All routine blood investigations were normal. The cardiac evaluation was normal. Ultrasonography of abdomen and pelvis revealed left polycystic ovary. Pure tone audiometry done in both ears showed bilateral profound sensorineural hearing loss. Magnetic resonance imaging brain with the screening of the entire spine was done which was normal.

All the clinical features as well as investigations pointed to a differential diagnosis of MMND versus BVVL syndrome.

DISCUSSION

MMND was initially described in 1970, by Meenakshisundaram et al. after analyzing the clinical features of 14 patients. This disease entity was described in patients from erstwhile Madras with clinical features of anterior horn cell involvement, facial and bulbar palsy, pyramidal features, and sensorineural hearing impairment.13

Gourie Devi et al. from NIMHANS, Bangalore presented the clinical findings in 12 cases with juvenile-onset motor neuron disease. The striking clinical and electrophysiological features of these patients were similar to the Madras cases. The male: female ratio was 1:1 in the NIMHANS report while it was 4:1 in the Madras report. One-third of Bangalore patients had polyminimyoclonus in fingers.4,5

Reduced citrate and high pyruvate values have been reported in patients with MMND.6

Electrocochleography and brain auditory evoked potential done on these cases suggest loss of auditory nerve fibers and/or sensory cells in the spiral ganglion as the probable cause for the sensorineural deafness.7

MMND is a very rare entity with only 150 reported cases all over the world, most of whom are from South India. Madras motor disease was described initially as a sporadic form of benign childhood motor neuron disease. Several reports of familial MMND were described a few years later with an autosomal recessive form of inheritance. The patients who had optic atrophy as an additional feature were classified to have MMND variant, which constitutes more than a quarter of the total reported cases of MMND.

BVVL syndrome, Boltshauser syndrome, Nathalie syndrome, and Fazio–Londe syndrome are the common anterior horn cell diseases mimicking MMND.
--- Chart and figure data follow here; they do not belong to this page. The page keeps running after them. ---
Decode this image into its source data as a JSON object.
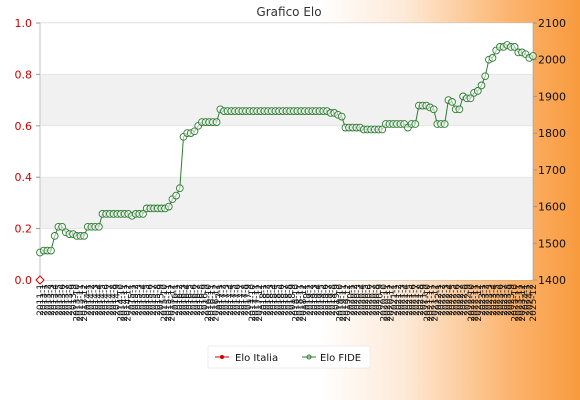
{
  "chart_data": {
    "type": "line",
    "title": "Grafico Elo",
    "y_left": {
      "ylim": [
        0.0,
        1.0
      ],
      "ticks": [
        "0.0",
        "0.2",
        "0.4",
        "0.6",
        "0.8",
        "1.0"
      ],
      "color": "#cc0000"
    },
    "y_right": {
      "ylim": [
        1400,
        2100
      ],
      "ticks": [
        "1400",
        "1500",
        "1600",
        "1700",
        "1800",
        "1900",
        "2000",
        "2100"
      ]
    },
    "grid": "horizontal bands",
    "legend": {
      "placement": "bottom-center"
    },
    "series": [
      {
        "name": "Elo Italia",
        "axis": "left",
        "color": "#cc0000",
        "values": [
          0.0
        ]
      },
      {
        "name": "Elo FIDE",
        "axis": "right",
        "color": "#2e7d32",
        "values": [
          1475,
          1480,
          1480,
          1480,
          1520,
          1545,
          1545,
          1530,
          1525,
          1525,
          1520,
          1520,
          1520,
          1545,
          1545,
          1545,
          1545,
          1580,
          1580,
          1580,
          1580,
          1580,
          1580,
          1580,
          1580,
          1575,
          1580,
          1580,
          1580,
          1595,
          1595,
          1595,
          1595,
          1595,
          1595,
          1600,
          1620,
          1630,
          1650,
          1790,
          1800,
          1800,
          1805,
          1820,
          1830,
          1830,
          1830,
          1830,
          1830,
          1865,
          1860,
          1860,
          1860,
          1860,
          1860,
          1860,
          1860,
          1860,
          1860,
          1860,
          1860,
          1860,
          1860,
          1860,
          1860,
          1860,
          1860,
          1860,
          1860,
          1860,
          1860,
          1860,
          1860,
          1860,
          1860,
          1860,
          1860,
          1860,
          1860,
          1855,
          1855,
          1850,
          1845,
          1815,
          1815,
          1815,
          1815,
          1815,
          1810,
          1810,
          1810,
          1810,
          1810,
          1810,
          1825,
          1825,
          1825,
          1825,
          1825,
          1825,
          1815,
          1825,
          1825,
          1875,
          1875,
          1875,
          1870,
          1865,
          1825,
          1825,
          1825,
          1890,
          1885,
          1865,
          1865,
          1900,
          1895,
          1895,
          1910,
          1915,
          1930,
          1955,
          2000,
          2005,
          2025,
          2035,
          2035,
          2040,
          2035,
          2035,
          2020,
          2020,
          2015,
          2005,
          2010
        ]
      }
    ],
    "x_labels": [
      "2011-1",
      "2013-1",
      "2013-2",
      "2013-3",
      "2013-4",
      "2013-5",
      "2013-6",
      "2013-7",
      "2013-8",
      "2013-9",
      "2013-10",
      "2013-11",
      "2013-12",
      "2014-1",
      "2014-2",
      "2014-3",
      "2014-4",
      "2014-5",
      "2014-6",
      "2014-7",
      "2014-8",
      "2014-9",
      "2014-10",
      "2014-11",
      "2014-12",
      "2015-1",
      "2015-2",
      "2015-3",
      "2015-4",
      "2015-5",
      "2015-6",
      "2015-7",
      "2015-8",
      "2015-9",
      "2015-10",
      "2015-11",
      "2015-12",
      "2016-1",
      "2016-2",
      "2016-3",
      "2016-4",
      "2016-5",
      "2016-6",
      "2016-7",
      "2016-8",
      "2016-9",
      "2016-10",
      "2016-11",
      "2016-12",
      "2017-1",
      "2017-2",
      "2017-3",
      "2017-4",
      "2017-5",
      "2017-6",
      "2017-7",
      "2017-8",
      "2017-9",
      "2017-10",
      "2017-11",
      "2017-12",
      "2018-1",
      "2018-2",
      "2018-3",
      "2018-4",
      "2018-5",
      "2018-6",
      "2018-7",
      "2018-8",
      "2018-9",
      "2018-10",
      "2018-11",
      "2018-12",
      "2019-1",
      "2019-2",
      "2019-3",
      "2019-4",
      "2019-5",
      "2019-6",
      "2019-7",
      "2019-8",
      "2019-9",
      "2019-10",
      "2019-11",
      "2019-12",
      "2020-1",
      "2020-2",
      "2020-3",
      "2020-4",
      "2020-5",
      "2020-6",
      "2020-7",
      "2020-8",
      "2020-9",
      "2020-10",
      "2020-11",
      "2020-12",
      "2021-1",
      "2021-2",
      "2021-3",
      "2021-4",
      "2021-5",
      "2021-6",
      "2021-7",
      "2021-8",
      "2021-9",
      "2021-10",
      "2021-11",
      "2021-12",
      "2022-1",
      "2022-2",
      "2022-3",
      "2022-4",
      "2022-5",
      "2022-6",
      "2022-7",
      "2022-8",
      "2022-9",
      "2022-10",
      "2022-11",
      "2022-12",
      "2023-1",
      "2023-2",
      "2023-3",
      "2023-4",
      "2023-5",
      "2023-6",
      "2023-7",
      "2023-8",
      "2023-9",
      "2023-10",
      "2023-11",
      "2023-12",
      "2024-1",
      "2024-2",
      "2025-12"
    ]
  }
}
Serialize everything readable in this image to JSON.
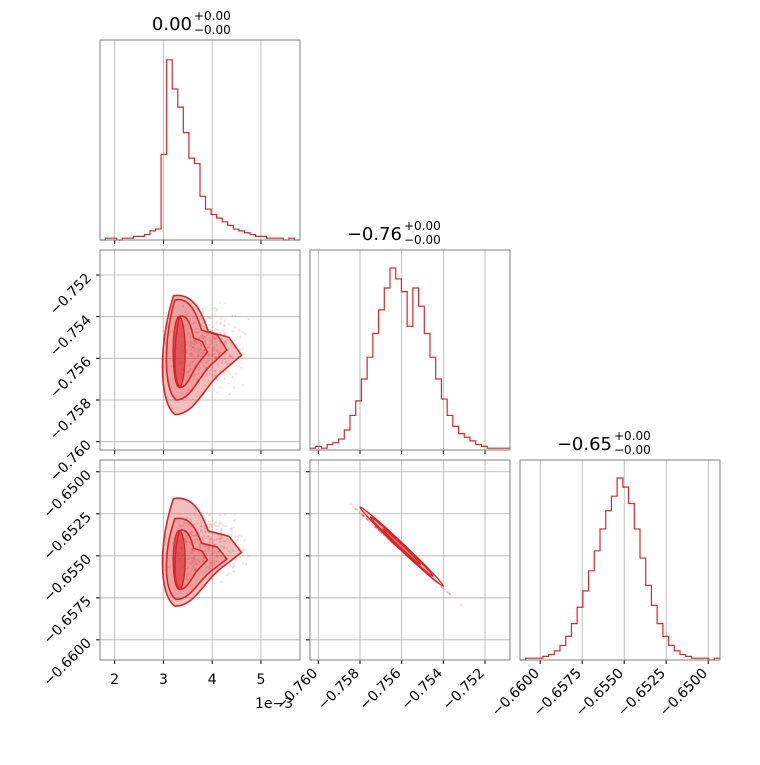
{
  "chart_data": {
    "type": "corner",
    "series_color": "#d62728",
    "grid": true,
    "parameters": [
      {
        "title": "0.00",
        "title_sup": "+0.00",
        "title_sub": "−0.00",
        "range": [
          1.7,
          5.8
        ],
        "ticks": [
          2,
          3,
          4,
          5
        ],
        "tick_labels": [
          "2",
          "3",
          "4",
          "5"
        ],
        "offset_label": "1e−3",
        "hist": [
          0,
          0.01,
          0.01,
          0,
          0.01,
          0.01,
          0.02,
          0.02,
          0.03,
          0.05,
          0.06,
          0.47,
          0.99,
          0.83,
          0.73,
          0.59,
          0.45,
          0.42,
          0.24,
          0.17,
          0.14,
          0.12,
          0.1,
          0.08,
          0.06,
          0.05,
          0.04,
          0.03,
          0.02,
          0.02,
          0.01,
          0.01,
          0.01,
          0,
          0.01,
          0
        ]
      },
      {
        "title": "−0.76",
        "title_sup": "+0.00",
        "title_sub": "−0.00",
        "range": [
          -0.7604,
          -0.7508
        ],
        "ticks": [
          -0.752,
          -0.754,
          -0.756,
          -0.758,
          -0.76
        ],
        "tick_labels": [
          "−0.752",
          "−0.754",
          "−0.756",
          "−0.758",
          "−0.760"
        ],
        "hist": [
          0.01,
          0.02,
          0.01,
          0.03,
          0.04,
          0.06,
          0.11,
          0.19,
          0.27,
          0.39,
          0.51,
          0.64,
          0.77,
          0.89,
          1.0,
          0.94,
          0.87,
          0.68,
          0.89,
          0.79,
          0.64,
          0.51,
          0.39,
          0.28,
          0.19,
          0.13,
          0.09,
          0.07,
          0.05,
          0.03,
          0.02,
          0.01,
          0.01,
          0.01,
          0.01
        ]
      },
      {
        "title": "−0.65",
        "title_sup": "+0.00",
        "title_sub": "−0.00",
        "range": [
          -0.6612,
          -0.6493
        ],
        "ticks": [
          -0.65,
          -0.6525,
          -0.655,
          -0.6575,
          -0.66
        ],
        "tick_labels": [
          "−0.6500",
          "−0.6525",
          "−0.6550",
          "−0.6575",
          "−0.6600"
        ],
        "hist": [
          0,
          0.01,
          0.01,
          0.01,
          0.02,
          0.03,
          0.05,
          0.08,
          0.13,
          0.2,
          0.29,
          0.38,
          0.49,
          0.6,
          0.72,
          0.82,
          0.9,
          1.0,
          0.95,
          0.86,
          0.72,
          0.56,
          0.41,
          0.3,
          0.2,
          0.13,
          0.08,
          0.05,
          0.03,
          0.02,
          0.01,
          0.01,
          0.01,
          0,
          0.01
        ]
      }
    ],
    "joint_2d": [
      {
        "x_param": 0,
        "y_param": 1,
        "scatter_region": {
          "x": [
            2.2,
            5.6
          ],
          "y": [
            -0.7595,
            -0.7515
          ]
        },
        "contour_levels": [
          {
            "x": [
              3.2,
              3.9
            ],
            "y": [
              -0.7574,
              -0.754
            ]
          },
          {
            "x": [
              3.0,
              4.3
            ],
            "y": [
              -0.758,
              -0.7532
            ]
          },
          {
            "x": [
              2.9,
              4.6
            ],
            "y": [
              -0.7587,
              -0.753
            ]
          }
        ]
      },
      {
        "x_param": 0,
        "y_param": 2,
        "scatter_region": {
          "x": [
            2.2,
            5.6
          ],
          "y": [
            -0.659,
            -0.65
          ]
        },
        "contour_levels": [
          {
            "x": [
              3.2,
              3.9
            ],
            "y": [
              -0.657,
              -0.6535
            ]
          },
          {
            "x": [
              3.0,
              4.3
            ],
            "y": [
              -0.6576,
              -0.6528
            ]
          },
          {
            "x": [
              2.9,
              4.6
            ],
            "y": [
              -0.658,
              -0.6516
            ]
          }
        ]
      },
      {
        "x_param": 1,
        "y_param": 2,
        "correlation": "strong-negative",
        "line": {
          "x": [
            -0.76,
            -0.7518
          ],
          "y": [
            -0.6502,
            -0.6594
          ]
        },
        "contour_span": {
          "x": [
            -0.758,
            -0.754
          ],
          "y": [
            -0.6521,
            -0.6568
          ]
        }
      }
    ]
  }
}
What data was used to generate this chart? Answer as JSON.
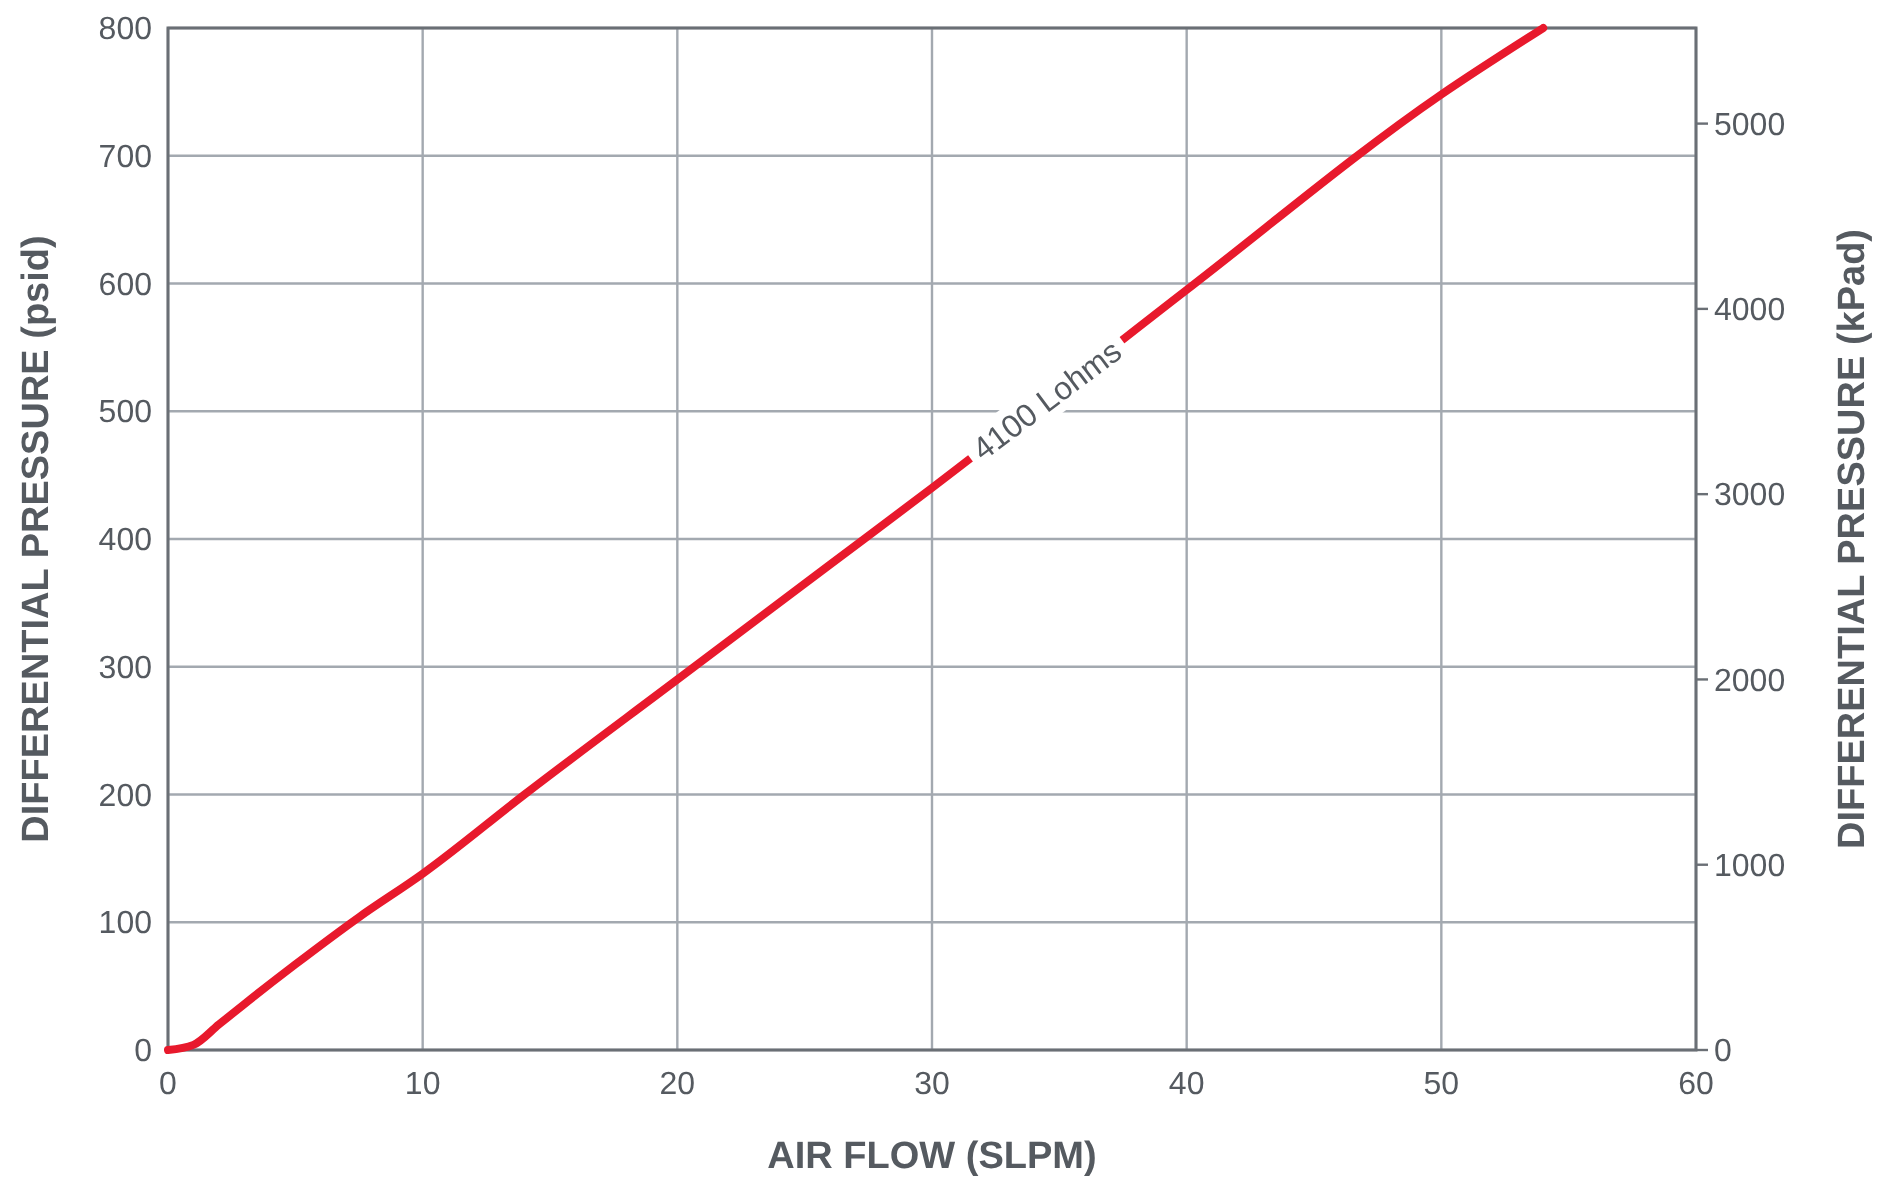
{
  "chart_data": {
    "type": "line",
    "xlabel": "AIR FLOW (SLPM)",
    "ylabel": "DIFFERENTIAL PRESSURE (psid)",
    "y2label": "DIFFERENTIAL PRESSURE (kPad)",
    "x": [
      0,
      1,
      2,
      3,
      5,
      7.5,
      10,
      14,
      20,
      26,
      30,
      40,
      50,
      54
    ],
    "series": [
      {
        "color": "#e8192c",
        "values": [
          0,
          4,
          20,
          36,
          67,
          104,
          138,
          200,
          290,
          380,
          440,
          595,
          748,
          800
        ]
      }
    ],
    "xlim": [
      0,
      60
    ],
    "xticks": [
      0,
      10,
      20,
      30,
      40,
      50,
      60
    ],
    "ylim": [
      0,
      800
    ],
    "yticks": [
      0,
      100,
      200,
      300,
      400,
      500,
      600,
      700,
      800
    ],
    "y2lim": [
      0,
      5516
    ],
    "y2ticks": [
      0,
      1000,
      2000,
      3000,
      4000,
      5000
    ],
    "grid": true,
    "marker": "none",
    "line_style": "solid",
    "annotations": [
      {
        "text": "4100 Lohms",
        "x": 34.5,
        "y": 509
      }
    ]
  }
}
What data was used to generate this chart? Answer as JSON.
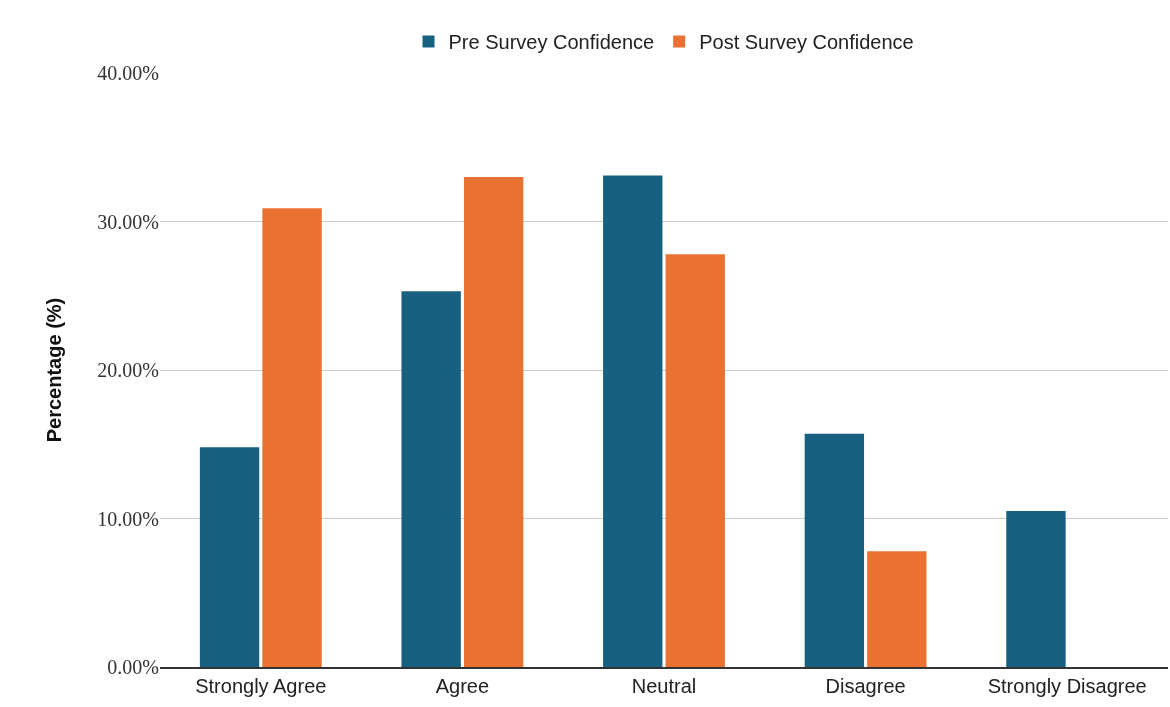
{
  "chart_data": {
    "type": "bar",
    "ylabel": "Percentage (%)",
    "categories": [
      "Strongly Agree",
      "Agree",
      "Neutral",
      "Disagree",
      "Strongly Disagree"
    ],
    "series": [
      {
        "name": "Pre Survey Confidence",
        "color": "#17607f",
        "values": [
          14.8,
          25.3,
          33.1,
          15.7,
          10.5
        ]
      },
      {
        "name": "Post Survey Confidence",
        "color": "#e97132",
        "values": [
          30.9,
          33.0,
          27.8,
          7.8,
          0
        ]
      }
    ],
    "ylim": [
      0,
      40
    ],
    "yticks": [
      {
        "value": 0,
        "label": "0.00%"
      },
      {
        "value": 10,
        "label": "10.00%"
      },
      {
        "value": 20,
        "label": "20.00%"
      },
      {
        "value": 30,
        "label": "30.00%"
      },
      {
        "value": 40,
        "label": "40.00%"
      }
    ],
    "grid": "y",
    "legend": "top"
  }
}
BVVL syndrome has similar clinical features as that of MMND, but is caused due to mutations in SLC52A2 (encoding RFVT2) or SLC52A3 (encoding RFVT3) which produces riboflavin transporter defect that improves with riboflavin therapy thereby preventing the progression of this rare neurodegenerative condition.8,9 In MMND, a combination of lower and upper motor neuron signs are seen and third or sixth cranial nerves are never affected differentiating it from BVVL.10

In BVVL syndrome, females are commonly affected (1:5) and most cases are familial whereas in MMND most of the cases are sporadic. Some case reports hypothesize the inflammatory pathogenesis in MMND. An unknown expanded repeat of C9ORF72 may possibly play a role. However, a combination of genetic and environmental factors is thought to play causative roles. The familial cases of MMND may probably share a common biological pathway with BVVL11 (Flowchart 1).

Flowchart 1: Approach to motor neuron disease with sensorineural deafness

There is no specific treatment for MMND. However, supportive and symptomatic therapy like hearing aids may help these patients. The patients with MMND usually have a normal life span.

Our patient was advised genetic screening for SLC52A2 and SLC52A3 genes to rule out BVVL, but she was not willing to do the tests. However, we tried high-dose riboflavin supplementation for 3 months as a therapeutic trial, but no improvement was noted. This young girl with MMND is on regular follow-up.